God's Battalions, by Rodney Stark


Sad to say, it is no surprise that the massacre of Antioch is barely reported in many recent Western histories of the Crusades. Steven Runciman gave it eight lines, Hans Eberhard Mayer gave it one, and Christopher Tyerman, who devoted several pages to lurid details of the massacre of Jerusalem during the First Crusade, dismissed the massacre of Antioch in four words. Karen Armstrong devoted twelve words to reporting this massacre, which she then blamed on the crusaders since it was their dire threat that had created a “new Islam” with a “desperate determination to survive.” Armstrong also noted that because Baibars [the Mamluk commander] was a patron of the arts, he “was not simply a destroyer . . . [but also] a great builder.”

This excerpt from page 232 of Rodney Stark’s God’s Battalions: The Case for the Crusades, is characteristic of his approach to his subject. He takes a hard look at the bulk of recent historiography on the Crusades, and finds most of it shamefully biased.

He identifies four great lies that have become common wisdom in recent decades, all of which (he insists) are demonstrably false:

-That the Crusades were unprovoked assaults on a peaceful, enlightened, highly sophisticated Muslim civilization,

-That they were “the first round of European colonization.”

-That they were conducted for the purpose of conquest, riches, and the forced conversion of Muslims,

-That the Crusaders were brutal barbarians assaulting highly civilized Muslims who were culturally superior in every way.

It cannot be denied that some of the Crusaders committed atrocities, and that a number of them were fools. But the picture presented by too many historians today, of armor-clad wolves descending on inoffensive Islamic sheep, is grossly unjust.

Islam, Stark demonstrates, did not (in spite of what you’ll hear on National Public Radio) expand peacefully. The nations of the Middle East, most of which had formerly been Christian, were conquered by force of arms, and only Islamicized over a period of centuries. Most of the great “achievements” of Arabic civilization that we read so much about were, in fact, the accomplishments of Christians, Jews and Zoroastrians, who lived in second-class “dhimmi” apartheid, serving Muslim masters who took credit for their work. (History books often criticize medieval Christian philosophers for their uncritical embrace of Aristotle.

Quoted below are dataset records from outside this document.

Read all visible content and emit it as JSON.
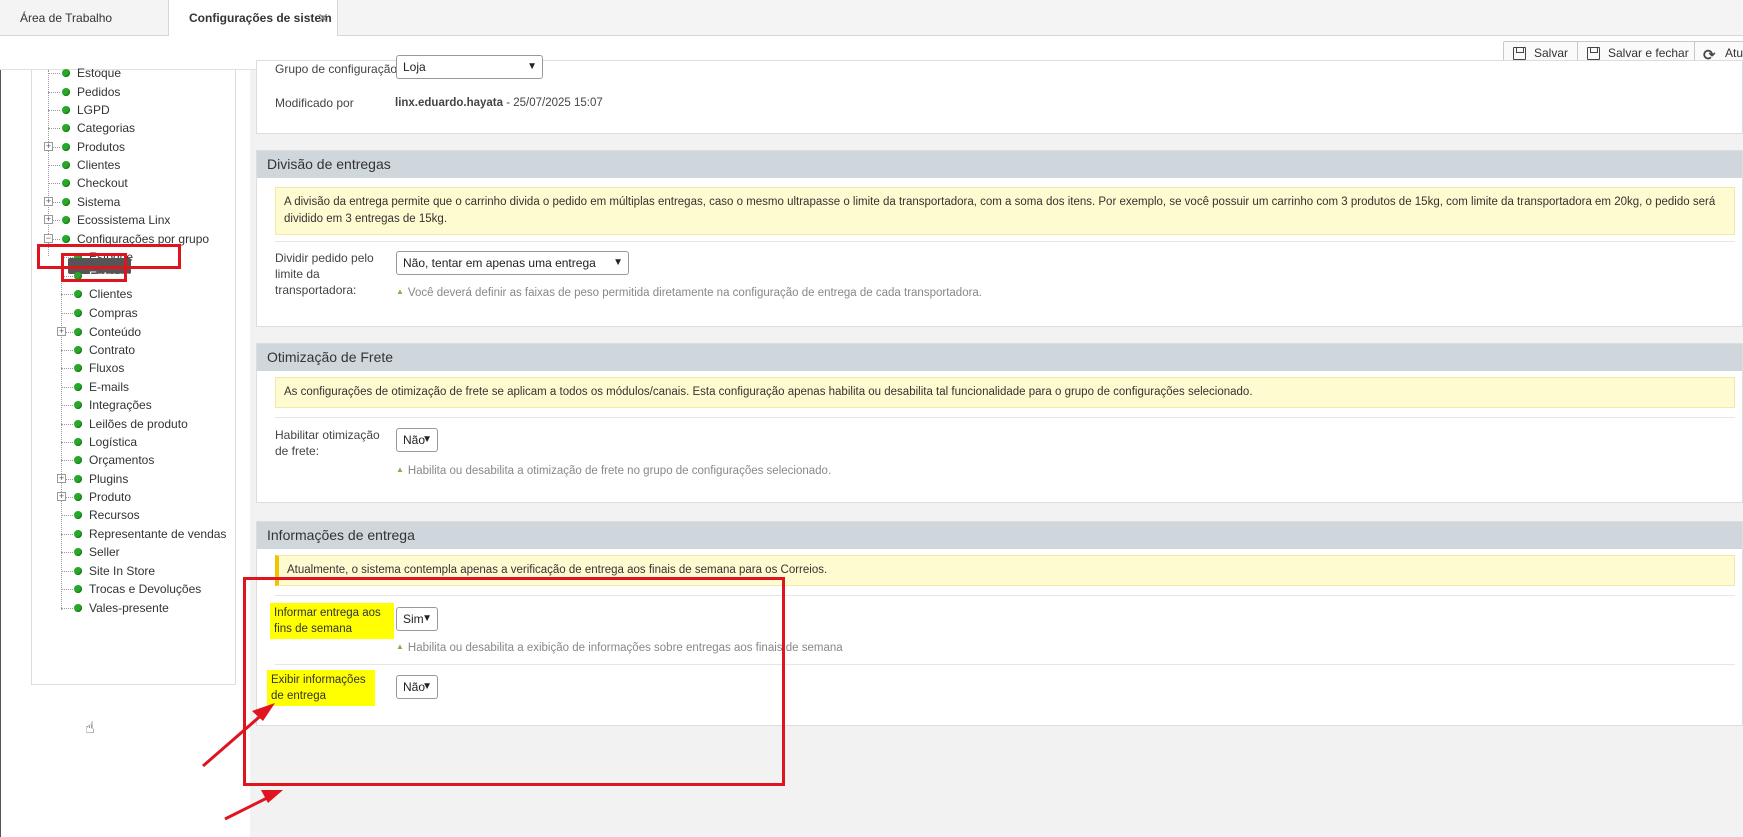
{
  "tabs": {
    "workspace": "Área de Trabalho",
    "config": "Configurações de sistem",
    "close": "✕"
  },
  "toolbar": {
    "save": "Salvar",
    "save_close": "Salvar e fechar",
    "refresh": "Atua"
  },
  "tree": {
    "items": [
      {
        "label": "Estoque"
      },
      {
        "label": "Pedidos"
      },
      {
        "label": "LGPD"
      },
      {
        "label": "Categorias"
      },
      {
        "label": "Produtos"
      },
      {
        "label": "Clientes"
      },
      {
        "label": "Checkout"
      },
      {
        "label": "Sistema"
      },
      {
        "label": "Ecossistema Linx"
      },
      {
        "label": "Configurações por grupo"
      }
    ],
    "children": [
      {
        "label": "Estoque"
      },
      {
        "label": "Entrega"
      },
      {
        "label": "Clientes"
      },
      {
        "label": "Compras"
      },
      {
        "label": "Conteúdo"
      },
      {
        "label": "Contrato"
      },
      {
        "label": "Fluxos"
      },
      {
        "label": "E-mails"
      },
      {
        "label": "Integrações"
      },
      {
        "label": "Leilões de produto"
      },
      {
        "label": "Logística"
      },
      {
        "label": "Orçamentos"
      },
      {
        "label": "Plugins"
      },
      {
        "label": "Produto"
      },
      {
        "label": "Recursos"
      },
      {
        "label": "Representante de vendas"
      },
      {
        "label": "Seller"
      },
      {
        "label": "Site In Store"
      },
      {
        "label": "Trocas e Devoluções"
      },
      {
        "label": "Vales-presente"
      }
    ]
  },
  "general": {
    "group_label": "Grupo de configuração",
    "group_value": "Loja",
    "modified_label": "Modificado por",
    "modified_user": "linx.eduardo.hayata",
    "modified_date": " - 25/07/2025 15:07"
  },
  "divisao": {
    "title": "Divisão de entregas",
    "info": "A divisão da entrega permite que o carrinho divida o pedido em múltiplas entregas, caso o mesmo ultrapasse o limite da transportadora, com a soma dos itens. Por exemplo, se você possuir um carrinho com 3 produtos de 15kg, com limite da transportadora em 20kg, o pedido será dividido em 3 entregas de 15kg.",
    "field_label": "Dividir pedido pelo limite da transportadora:",
    "field_value": "Não, tentar em apenas uma entrega",
    "hint": "Você deverá definir as faixas de peso permitida diretamente na configuração de entrega de cada transportadora."
  },
  "otimizacao": {
    "title": "Otimização de Frete",
    "info": "As configurações de otimização de frete se aplicam a todos os módulos/canais. Esta configuração apenas habilita ou desabilita tal funcionalidade para o grupo de configurações selecionado.",
    "field_label": "Habilitar otimização de frete:",
    "field_value": "Não",
    "hint": "Habilita ou desabilita a otimização de frete no grupo de configurações selecionado."
  },
  "informacoes": {
    "title": "Informações de entrega",
    "info": "Atualmente, o sistema contempla apenas a verificação de entrega aos finais de semana para os Correios.",
    "field1_label": "Informar entrega aos fins de semana",
    "field1_value": "Sim",
    "field1_hint": "Habilita ou desabilita a exibição de informações sobre entregas aos finais de semana",
    "field2_label": "Exibir informações de entrega",
    "field2_value": "Não"
  },
  "colors": {
    "highlight_red": "#e0141e",
    "highlight_yellow": "#ffff00",
    "status_green": "#28a828",
    "section_header": "#cfd6dc"
  }
}
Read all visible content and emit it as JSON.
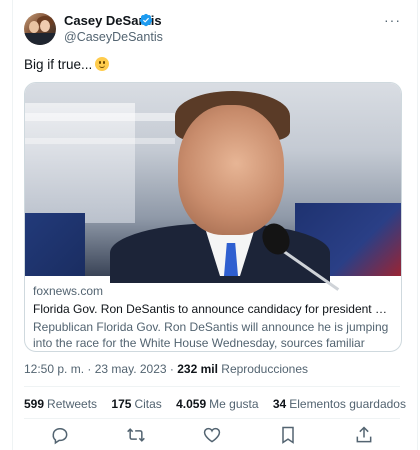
{
  "author": {
    "display_name": "Casey DeSantis",
    "handle": "@CaseyDeSantis",
    "avatar_icon": "avatar-photo",
    "verified_icon": "verified-badge-icon",
    "verified_color": "#1d9bf0"
  },
  "more_icon": "more-options-icon",
  "tweet": {
    "text": "Big if true...",
    "emoji": "slightly-smiling-face-emoji"
  },
  "link_card": {
    "domain": "foxnews.com",
    "title": "Florida Gov. Ron DeSantis to announce candidacy for president Wednesday o...",
    "description": "Republican Florida Gov. Ron DeSantis will announce he is jumping into the race for the White House Wednesday, sources familiar confirm to Fox News."
  },
  "meta": {
    "time": "12:50 p. m.",
    "separator": "·",
    "date": "23 may. 2023",
    "views_count": "232 mil",
    "views_label": "Reproducciones"
  },
  "stats": {
    "retweets_count": "599",
    "retweets_label": "Retweets",
    "quotes_count": "175",
    "quotes_label": "Citas",
    "likes_count": "4.059",
    "likes_label": "Me gusta",
    "bookmarks_count": "34",
    "bookmarks_label": "Elementos guardados"
  },
  "actions": [
    "reply-icon",
    "retweet-icon",
    "like-icon",
    "bookmark-icon",
    "share-icon"
  ],
  "colors": {
    "text": "#0f1419",
    "secondary": "#536471",
    "border": "#cfd9de",
    "accent": "#1d9bf0"
  }
}
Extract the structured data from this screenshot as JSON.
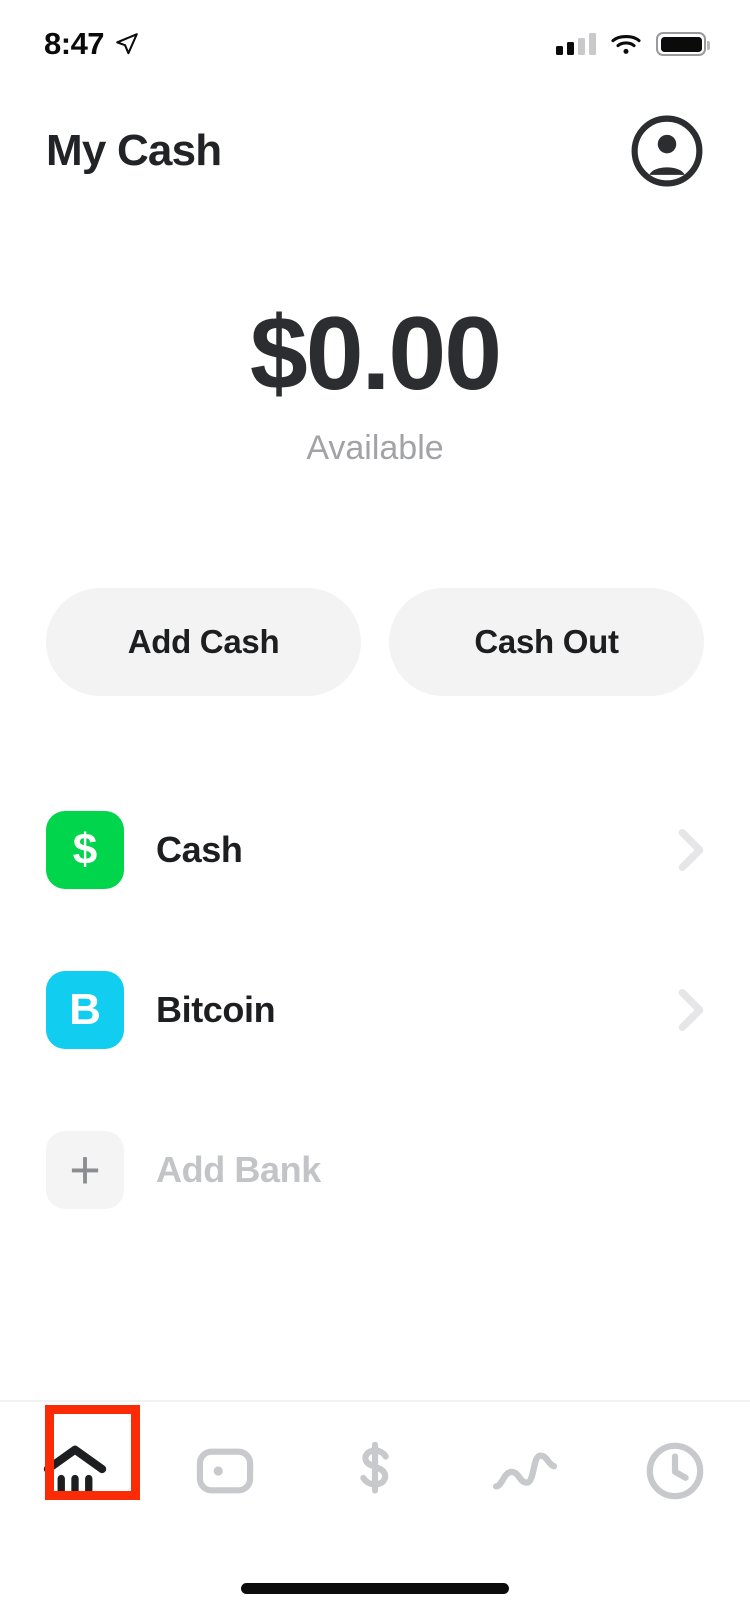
{
  "status_bar": {
    "time": "8:47",
    "location_icon": "location-arrow-icon",
    "cellular_icon": "cellular-signal-icon",
    "cellular_bars_filled": 2,
    "cellular_bars_total": 4,
    "wifi_icon": "wifi-icon",
    "battery_icon": "battery-icon",
    "battery_level_percent": 90
  },
  "header": {
    "title": "My Cash",
    "profile_icon": "profile-avatar-icon"
  },
  "balance": {
    "amount": "$0.00",
    "label": "Available"
  },
  "actions": [
    {
      "label": "Add Cash",
      "name": "add-cash-button"
    },
    {
      "label": "Cash Out",
      "name": "cash-out-button"
    }
  ],
  "accounts": [
    {
      "label": "Cash",
      "icon_glyph": "$",
      "icon_name": "cash-dollar-icon",
      "icon_color": "#00D54B",
      "has_chevron": true,
      "muted": false
    },
    {
      "label": "Bitcoin",
      "icon_glyph": "B",
      "icon_name": "bitcoin-icon",
      "icon_color": "#11CDEF",
      "has_chevron": true,
      "muted": false
    },
    {
      "label": "Add Bank",
      "icon_glyph": "+",
      "icon_name": "plus-icon",
      "icon_color": "#F4F4F5",
      "has_chevron": false,
      "muted": true
    }
  ],
  "tabs": [
    {
      "name": "tab-banking",
      "icon": "bank-icon",
      "active": true
    },
    {
      "name": "tab-card",
      "icon": "card-icon",
      "active": false
    },
    {
      "name": "tab-payments",
      "icon": "dollar-icon",
      "active": false
    },
    {
      "name": "tab-investing",
      "icon": "squiggle-icon",
      "active": false
    },
    {
      "name": "tab-activity",
      "icon": "clock-icon",
      "active": false
    }
  ],
  "annotation": {
    "highlight_color": "#FA2B06",
    "highlight_target": "tab-banking"
  },
  "colors": {
    "background": "#FFFFFF",
    "text_primary": "#1D1E20",
    "text_muted": "#A2A3A6",
    "pill_background": "#F3F3F4",
    "cash_green": "#00D54B",
    "bitcoin_cyan": "#11CDEF"
  }
}
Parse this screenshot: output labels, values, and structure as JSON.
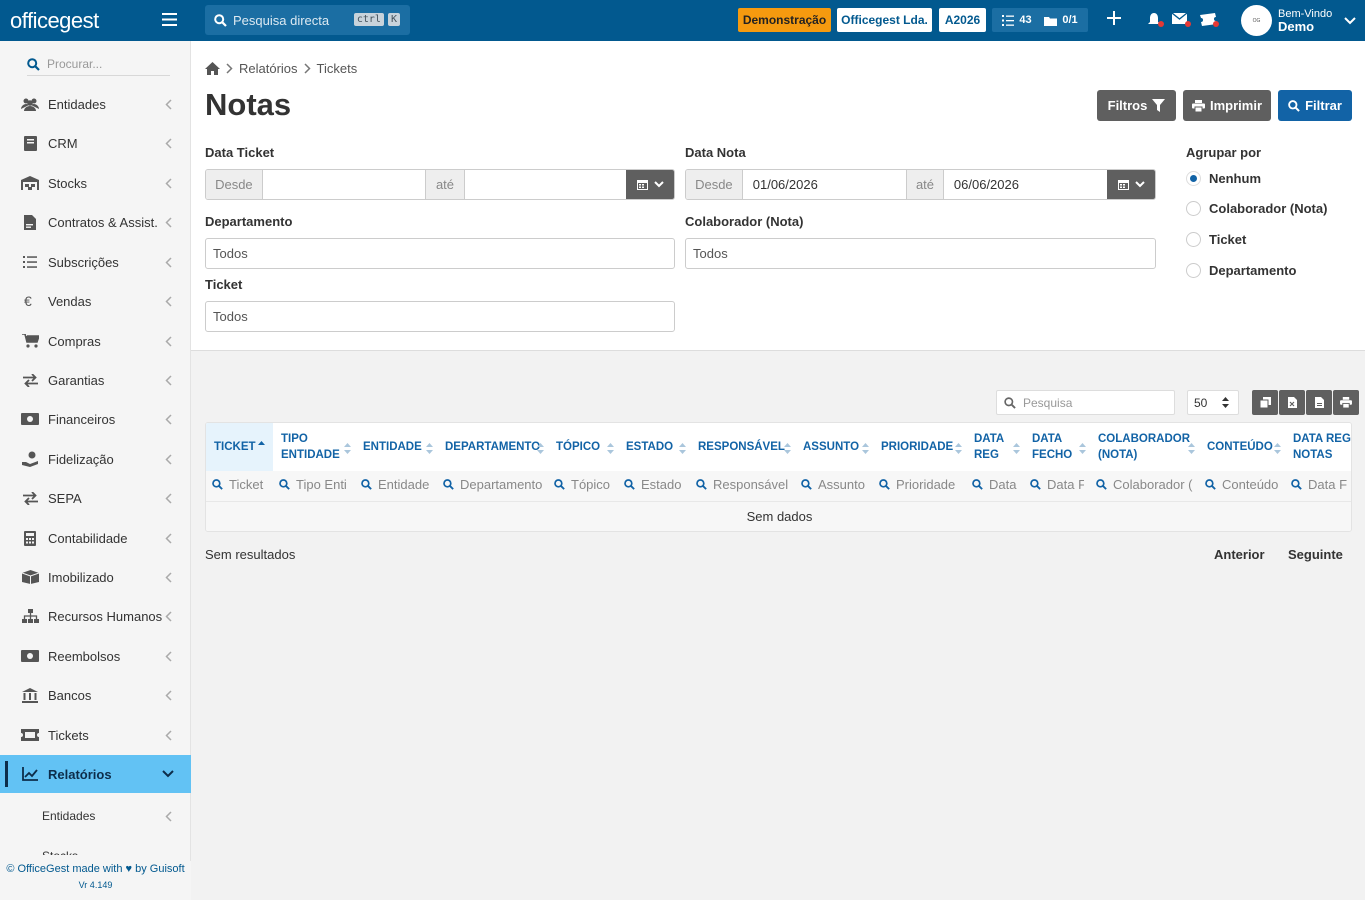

But the Christians were positively free-wheeling in their interpretation compared to the Muslims, who gave the philosopher’s books the same authority as the Koran, and forbade the tiniest deviation from them.)

An interesting point, which tells us much about this book and the argument as a whole, is that Stark makes no mention at all of Richard the Lionhearted’s massacre of prisoners after the siege of Acre, an event most historians love to dwell on. Instead, he describes the many massacres carried out by Richard’s opponent Saladin, who has gotten (Stark believes) an undeservedly good press almost since the time of the Third Crusade.

The fact of the matter, Stark explains, is that massacre was an accepted part of warfare in those days. The rule was that if a garrison defended a castle to the end, they would be massacred as a lesson to others. Christians did it; Muslims did it. Modern historians tend to dwell on massacres by Christians, while overlooking or justifying massacres by Muslims.

One of the chief crimes of the Crusaders, in my own thinking, has always been their association with massacres of Jews. One book I read left me with the impression that Godfrey of Bouillon ordered the first of these pogroms. In fact they were mostly renegade events, reprehensible but not the fault of the Crusade leaders or the Church (which often tried to protect the Jews).

The sack of Constantinople, frequently cited as evidence of Crusader perfidy and barbarism, is in fact pretty understandable, in light of the serial double-dealing, lies and betrayals of the Byzantines. Nor was this event either unique in the city, or uniquely brutal.

I could go on and on. God’s Battalions is not the final word on the subject, nor (I think) is it meant to be. It’s a shot across the bows in a scholarly counterattack, as the Crusades were a counterattack against Muslim expansionism and colonialism. The book has flaws. Even I (only an amateur historian concentrating on a limited period) identified a couple factual errors (the one I remember is that Stark confused Norway’s King Sigurd the Crusader with his father, Magnus Barefoot).

But it’s a book anyone interested in the period ought to read, if only for the sake of balance.

0 thoughts on “God's Battalions, by Rodney Stark”

  1. “…undeservedly good press almost since the time of the Third Crusade.”

    Indeed, the Ordene du chevalerie was written sometime before 1250, in Norman French. It paints Saladin in a very positive light.

  2. If I’m not mistaken the character of Dante in the recent animated film ‘Dante’s Inferno’ was based on Richard the Lionhearted. (He’s just back from the crusades, where he’s been involved in a massacre of Muslim prisoners.)

    – I just watched the movie recently. Unfortunately it was more like Conan the barbarian than the original Dante; but I liked the ending, and found it convincing and moving.